Tuesday, February 7, 2023
StartNachrichtenIran Kurznachrichten – 8. August 2018

Iran Kurznachrichten – 8. August 2018

Iraner machen Regierung für Rückkehr der Sanktionen verantwortlich

AFP – Teheran: Viele Iraner geben ihrer eigenen Regierung die Schuld für die Rückkehr der US Sanktionen.

Viel Schaden würde bereits in den Wochen vor den Sanktionen angerichtet, als die aggressive Rhetorik von Trump viele Investoren verschreckte und der Rial an Wert verlor. Doch dies war nur ein Mosaikstein in einer weit verbreiteten Korruption, einem chaotischen Bankensystem und einer massiven Arbeitslosigkeit nach Jahrzehnten des Missmanagements.

„Die Preise steigen wieder einmal, doch der Grund ist die Korruption in der Regierung, nicht die US Sanktionen“, sagt Ali, ein 35 Jahre alter Dekorateur. Viele halten Präsident Hassan Rouhani für nicht mächtig genug, um Dinge zu verbessern. „Er kann die Probleme nicht lösen. Er hat mehrfach gezeigt, dass er nicht der Entscheidungsträger in unserem Land ist. Unser Problem sind die Vertreter und das System selbst“, ergänzte er.

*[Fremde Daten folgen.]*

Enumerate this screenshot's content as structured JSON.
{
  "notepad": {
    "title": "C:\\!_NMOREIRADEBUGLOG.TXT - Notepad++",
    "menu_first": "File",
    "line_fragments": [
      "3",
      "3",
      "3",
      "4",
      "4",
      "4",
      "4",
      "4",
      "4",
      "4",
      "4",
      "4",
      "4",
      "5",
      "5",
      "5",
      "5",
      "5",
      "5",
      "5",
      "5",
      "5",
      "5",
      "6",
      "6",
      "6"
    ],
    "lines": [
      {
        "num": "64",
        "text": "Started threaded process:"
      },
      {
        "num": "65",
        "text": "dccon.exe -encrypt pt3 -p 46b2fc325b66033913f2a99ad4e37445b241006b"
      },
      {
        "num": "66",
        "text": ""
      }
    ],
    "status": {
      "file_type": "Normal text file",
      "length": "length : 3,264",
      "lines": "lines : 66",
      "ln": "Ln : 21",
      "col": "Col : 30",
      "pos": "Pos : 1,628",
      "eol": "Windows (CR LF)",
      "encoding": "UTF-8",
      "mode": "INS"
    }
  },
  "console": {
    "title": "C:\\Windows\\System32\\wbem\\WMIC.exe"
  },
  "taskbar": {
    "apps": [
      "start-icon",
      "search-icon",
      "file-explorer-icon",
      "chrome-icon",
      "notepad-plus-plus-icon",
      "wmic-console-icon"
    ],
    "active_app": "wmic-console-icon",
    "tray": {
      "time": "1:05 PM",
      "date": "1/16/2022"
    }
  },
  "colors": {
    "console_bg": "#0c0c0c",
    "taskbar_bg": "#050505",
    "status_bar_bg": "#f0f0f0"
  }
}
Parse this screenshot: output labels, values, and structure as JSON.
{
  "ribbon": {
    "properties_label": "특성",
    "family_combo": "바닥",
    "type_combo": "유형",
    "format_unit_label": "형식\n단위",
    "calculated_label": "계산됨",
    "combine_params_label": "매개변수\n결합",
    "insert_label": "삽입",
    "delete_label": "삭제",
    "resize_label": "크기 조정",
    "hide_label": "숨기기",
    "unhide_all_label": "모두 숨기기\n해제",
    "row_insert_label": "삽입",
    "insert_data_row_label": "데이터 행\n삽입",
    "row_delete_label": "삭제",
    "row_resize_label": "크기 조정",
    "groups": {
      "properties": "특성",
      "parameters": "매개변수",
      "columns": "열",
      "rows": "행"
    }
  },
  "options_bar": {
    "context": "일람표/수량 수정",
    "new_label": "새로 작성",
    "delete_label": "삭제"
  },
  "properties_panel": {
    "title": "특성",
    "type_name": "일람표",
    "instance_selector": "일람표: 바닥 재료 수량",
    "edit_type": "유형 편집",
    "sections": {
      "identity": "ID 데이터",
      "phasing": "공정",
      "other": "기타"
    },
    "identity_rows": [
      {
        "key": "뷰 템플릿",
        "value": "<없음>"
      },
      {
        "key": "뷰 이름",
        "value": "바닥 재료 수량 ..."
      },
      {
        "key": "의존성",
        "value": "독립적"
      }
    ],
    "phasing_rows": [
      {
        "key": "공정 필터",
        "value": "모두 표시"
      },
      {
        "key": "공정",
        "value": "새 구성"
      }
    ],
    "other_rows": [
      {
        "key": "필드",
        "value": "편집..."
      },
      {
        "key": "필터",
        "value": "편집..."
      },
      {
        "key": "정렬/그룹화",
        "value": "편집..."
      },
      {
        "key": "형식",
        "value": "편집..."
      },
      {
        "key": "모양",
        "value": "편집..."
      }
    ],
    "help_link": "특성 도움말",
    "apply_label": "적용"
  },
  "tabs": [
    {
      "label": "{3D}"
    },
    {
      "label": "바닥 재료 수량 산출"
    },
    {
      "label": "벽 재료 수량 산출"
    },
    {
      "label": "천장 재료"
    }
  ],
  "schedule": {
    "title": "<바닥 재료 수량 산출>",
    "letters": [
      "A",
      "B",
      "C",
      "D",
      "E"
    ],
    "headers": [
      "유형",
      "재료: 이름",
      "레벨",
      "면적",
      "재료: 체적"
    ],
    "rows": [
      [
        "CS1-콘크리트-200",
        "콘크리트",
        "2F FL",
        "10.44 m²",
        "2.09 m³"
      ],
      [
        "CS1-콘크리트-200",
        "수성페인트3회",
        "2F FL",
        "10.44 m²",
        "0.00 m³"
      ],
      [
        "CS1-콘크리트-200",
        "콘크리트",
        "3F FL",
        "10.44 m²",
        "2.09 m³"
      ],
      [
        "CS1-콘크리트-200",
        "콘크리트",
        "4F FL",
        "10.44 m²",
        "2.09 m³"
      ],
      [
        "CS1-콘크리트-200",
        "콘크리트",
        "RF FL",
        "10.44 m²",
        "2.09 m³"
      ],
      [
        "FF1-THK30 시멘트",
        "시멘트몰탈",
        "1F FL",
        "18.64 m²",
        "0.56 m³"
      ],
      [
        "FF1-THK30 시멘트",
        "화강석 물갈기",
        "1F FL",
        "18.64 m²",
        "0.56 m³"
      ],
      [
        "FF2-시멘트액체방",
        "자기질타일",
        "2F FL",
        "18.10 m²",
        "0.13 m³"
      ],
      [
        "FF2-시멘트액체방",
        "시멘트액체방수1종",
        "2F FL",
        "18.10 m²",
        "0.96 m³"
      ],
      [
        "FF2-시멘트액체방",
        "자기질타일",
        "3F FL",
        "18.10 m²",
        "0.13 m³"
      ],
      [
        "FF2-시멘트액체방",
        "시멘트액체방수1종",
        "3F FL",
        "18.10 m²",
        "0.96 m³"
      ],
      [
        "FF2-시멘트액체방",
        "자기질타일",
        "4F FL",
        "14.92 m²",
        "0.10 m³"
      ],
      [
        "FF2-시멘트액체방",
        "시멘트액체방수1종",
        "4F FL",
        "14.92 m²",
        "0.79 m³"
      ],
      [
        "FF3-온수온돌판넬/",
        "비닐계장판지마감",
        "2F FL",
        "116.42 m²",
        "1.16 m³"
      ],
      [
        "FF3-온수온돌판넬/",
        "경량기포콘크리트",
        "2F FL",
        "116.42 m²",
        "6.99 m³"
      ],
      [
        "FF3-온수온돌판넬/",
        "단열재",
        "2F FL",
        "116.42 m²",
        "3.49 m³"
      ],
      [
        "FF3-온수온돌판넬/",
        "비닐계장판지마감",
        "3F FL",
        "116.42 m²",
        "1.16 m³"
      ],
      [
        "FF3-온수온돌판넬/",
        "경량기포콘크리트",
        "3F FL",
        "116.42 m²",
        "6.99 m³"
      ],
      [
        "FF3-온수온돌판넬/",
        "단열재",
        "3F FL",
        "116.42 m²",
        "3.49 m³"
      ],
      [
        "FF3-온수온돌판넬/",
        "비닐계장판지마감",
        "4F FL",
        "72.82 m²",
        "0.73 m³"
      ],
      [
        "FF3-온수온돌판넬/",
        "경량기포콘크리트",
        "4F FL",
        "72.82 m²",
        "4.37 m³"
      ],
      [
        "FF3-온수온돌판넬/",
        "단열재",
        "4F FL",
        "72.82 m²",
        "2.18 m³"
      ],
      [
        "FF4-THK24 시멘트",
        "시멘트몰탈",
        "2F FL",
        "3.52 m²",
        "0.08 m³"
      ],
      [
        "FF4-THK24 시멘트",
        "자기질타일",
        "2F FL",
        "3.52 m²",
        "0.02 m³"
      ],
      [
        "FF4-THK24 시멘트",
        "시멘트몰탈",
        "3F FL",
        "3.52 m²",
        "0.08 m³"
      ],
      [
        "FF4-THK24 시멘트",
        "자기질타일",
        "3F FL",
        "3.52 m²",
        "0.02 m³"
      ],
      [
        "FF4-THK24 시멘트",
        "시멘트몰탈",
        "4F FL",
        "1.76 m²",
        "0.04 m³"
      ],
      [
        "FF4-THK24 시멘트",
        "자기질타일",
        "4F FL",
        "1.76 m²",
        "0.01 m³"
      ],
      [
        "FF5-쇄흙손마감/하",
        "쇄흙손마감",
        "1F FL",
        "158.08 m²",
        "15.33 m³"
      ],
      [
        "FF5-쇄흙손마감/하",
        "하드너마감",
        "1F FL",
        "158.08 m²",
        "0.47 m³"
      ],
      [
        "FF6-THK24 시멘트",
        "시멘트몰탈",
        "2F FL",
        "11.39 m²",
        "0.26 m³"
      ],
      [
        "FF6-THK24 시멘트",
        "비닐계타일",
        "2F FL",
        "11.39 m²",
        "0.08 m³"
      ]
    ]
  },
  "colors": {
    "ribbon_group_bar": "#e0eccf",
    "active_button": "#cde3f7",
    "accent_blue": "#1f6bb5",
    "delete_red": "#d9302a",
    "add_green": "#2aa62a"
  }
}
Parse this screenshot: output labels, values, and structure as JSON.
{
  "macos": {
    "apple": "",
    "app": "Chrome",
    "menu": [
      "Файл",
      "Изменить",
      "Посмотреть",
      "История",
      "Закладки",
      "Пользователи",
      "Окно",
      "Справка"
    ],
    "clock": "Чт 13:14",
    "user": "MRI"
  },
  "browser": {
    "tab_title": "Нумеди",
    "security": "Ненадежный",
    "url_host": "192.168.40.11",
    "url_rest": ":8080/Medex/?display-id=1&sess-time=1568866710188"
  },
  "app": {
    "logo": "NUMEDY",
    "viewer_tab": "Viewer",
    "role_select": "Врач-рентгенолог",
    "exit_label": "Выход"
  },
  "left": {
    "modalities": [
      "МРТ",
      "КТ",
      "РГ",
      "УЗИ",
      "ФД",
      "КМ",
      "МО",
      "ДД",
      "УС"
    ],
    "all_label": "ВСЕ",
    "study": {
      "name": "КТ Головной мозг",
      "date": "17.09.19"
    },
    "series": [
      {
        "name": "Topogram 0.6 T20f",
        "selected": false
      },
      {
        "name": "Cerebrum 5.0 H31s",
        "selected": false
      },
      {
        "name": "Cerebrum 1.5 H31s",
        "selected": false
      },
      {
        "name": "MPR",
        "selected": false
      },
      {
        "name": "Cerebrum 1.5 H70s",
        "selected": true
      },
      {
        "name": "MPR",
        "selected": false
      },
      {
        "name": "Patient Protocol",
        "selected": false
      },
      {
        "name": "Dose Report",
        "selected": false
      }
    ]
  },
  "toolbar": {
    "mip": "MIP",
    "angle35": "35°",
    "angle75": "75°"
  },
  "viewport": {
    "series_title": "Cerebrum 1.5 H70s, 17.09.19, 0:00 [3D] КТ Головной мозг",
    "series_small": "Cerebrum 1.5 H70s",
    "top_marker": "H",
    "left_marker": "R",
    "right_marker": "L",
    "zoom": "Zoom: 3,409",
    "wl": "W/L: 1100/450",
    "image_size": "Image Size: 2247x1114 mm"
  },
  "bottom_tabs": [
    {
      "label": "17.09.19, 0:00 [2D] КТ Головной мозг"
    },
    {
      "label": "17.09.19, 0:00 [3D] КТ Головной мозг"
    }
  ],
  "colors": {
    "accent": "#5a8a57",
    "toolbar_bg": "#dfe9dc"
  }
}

Iranische Revolutionsgarden: Wir haben die Huthis gebeten, saudische Öltanker anzugreifen

Ein Kommandeur der iranischen Revolutionsgarden gab zu, dass die Huthis zwei saudische Öltanker in der Bab al-Mandeb Straße angreifen sollten, nachdem sie die Revolutionsgarden darum gebeten hatten.

Laut der iranischen Nachrichtenagentur Fars sagte Nasser Shabani, der Kommandeur der Revolutionsgarden:“ Wir haben die Hutihs gebeten, zwei saudische Öltanker anzugreifen und das haben sie auch getan“.

Die Fars Nachrichtenagentur löschte kurz danach den Artikel, dennoch zeigt er ein klares Geständnis, dass der Iran die Huthi Milizen unterstützt.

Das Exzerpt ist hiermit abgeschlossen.